Figure 4. HCV Core represses p14 expression via promoter hypermethylation to overcome ATRA-induced apoptosis.

(A) HepG2-vector and HepG2-Core cells were either mock-treated or treated with 5 μM ATRA for 48 h, followed by western blotting. (B) DNMT activity in the cells prepared as in (A) was measured as described in the Methods section (n = 4). (C) Genomic DNA isolated from HepG2-vector and HepG2-Core cells prepared as in (A) was subjected to MSP analysis to determine whether the p14 promoter was methylated (M) or unmethylated (U).

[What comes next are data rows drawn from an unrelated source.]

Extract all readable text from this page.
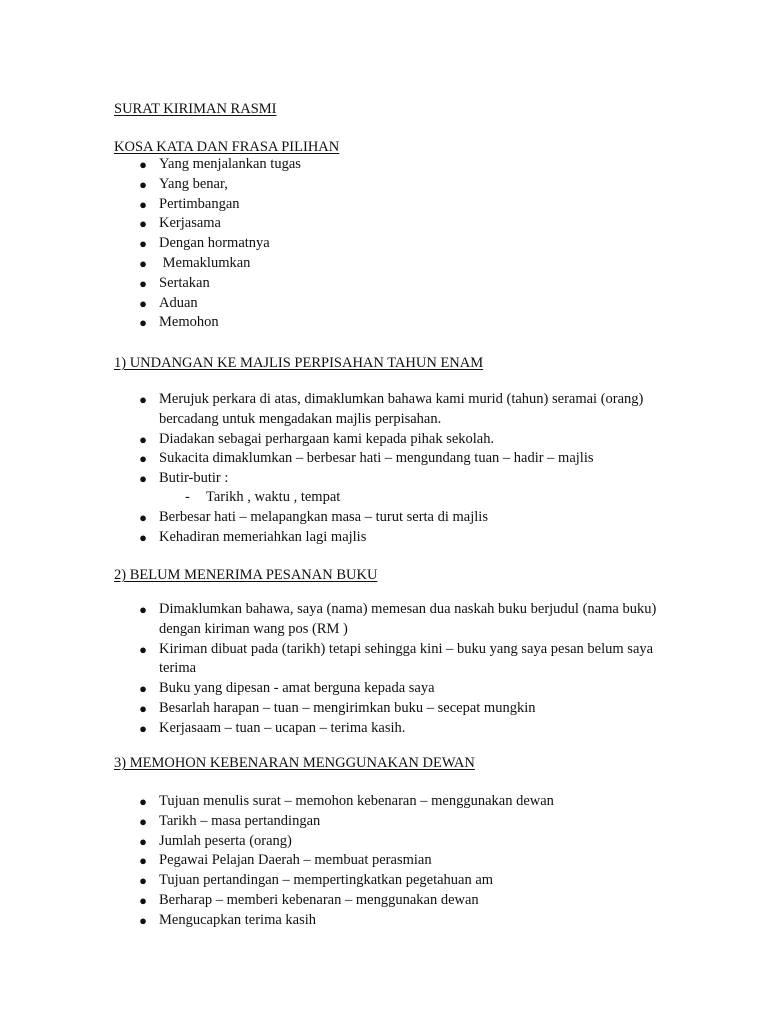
SURAT KIRIMAN RASMI
KOSA KATA DAN FRASA PILIHAN
● Yang menjalankan tugas
● Yang benar,
● Pertimbangan
● Kerjasama
● Dengan hormatnya
● Memaklumkan
● Sertakan
● Aduan
● Memohon
1) UNDANGAN KE MAJLIS PERPISAHAN TAHUN ENAM
● Merujuk perkara di atas, dimaklumkan bahawa kami murid (tahun) seramai (orang) bercadang untuk mengadakan majlis perpisahan.
● Diadakan sebagai perhargaan kami kepada pihak sekolah.
● Sukacita dimaklumkan – berbesar hati – mengundang tuan – hadir – majlis
● Butir-butir :
- Tarikh , waktu , tempat
● Berbesar hati – melapangkan masa – turut serta di majlis
● Kehadiran memeriahkan lagi majlis
2) BELUM MENERIMA PESANAN BUKU
● Dimaklumkan bahawa, saya (nama) memesan dua naskah buku berjudul (nama buku) dengan kiriman wang pos (RM )
● Kiriman dibuat pada (tarikh) tetapi sehingga kini – buku yang saya pesan belum saya terima
● Buku yang dipesan - amat berguna kepada saya
● Besarlah harapan – tuan – mengirimkan buku – secepat mungkin
● Kerjasaam – tuan – ucapan – terima kasih.
3) MEMOHON KEBENARAN MENGGUNAKAN DEWAN
● Tujuan menulis surat – memohon kebenaran – menggunakan dewan
● Tarikh – masa pertandingan
● Jumlah peserta (orang)
● Pegawai Pelajan Daerah – membuat perasmian
● Tujuan pertandingan – mempertingkatkan pegetahuan am
● Berharap – memberi kebenaran – menggunakan dewan
● Mengucapkan terima kasih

For lane 5, the cells were treated with 5-Aza-2′dC for 24 h before harvesting. (D) HepG2-vector and HepG2-Core cells prepared as in (C) were subjected to western blotting to measure levels of p14, p53, Bax, PUMA, HCV Core, γ-tubulin, and active (cleaved) forms of caspase-9, caspase-3, and PARP. (E) HepG2-vector and HepG2-Core cells were either mock-treated or treated with 5 μM ATRA for 72 h, followed by TUNEL assay. Total nuclei stained with DAPI (blue) and TUNEL-positive nuclei (green) are shown. (F) The graph shows the percentage of TUNEL-positive cells prepared as in (E) (n = 4).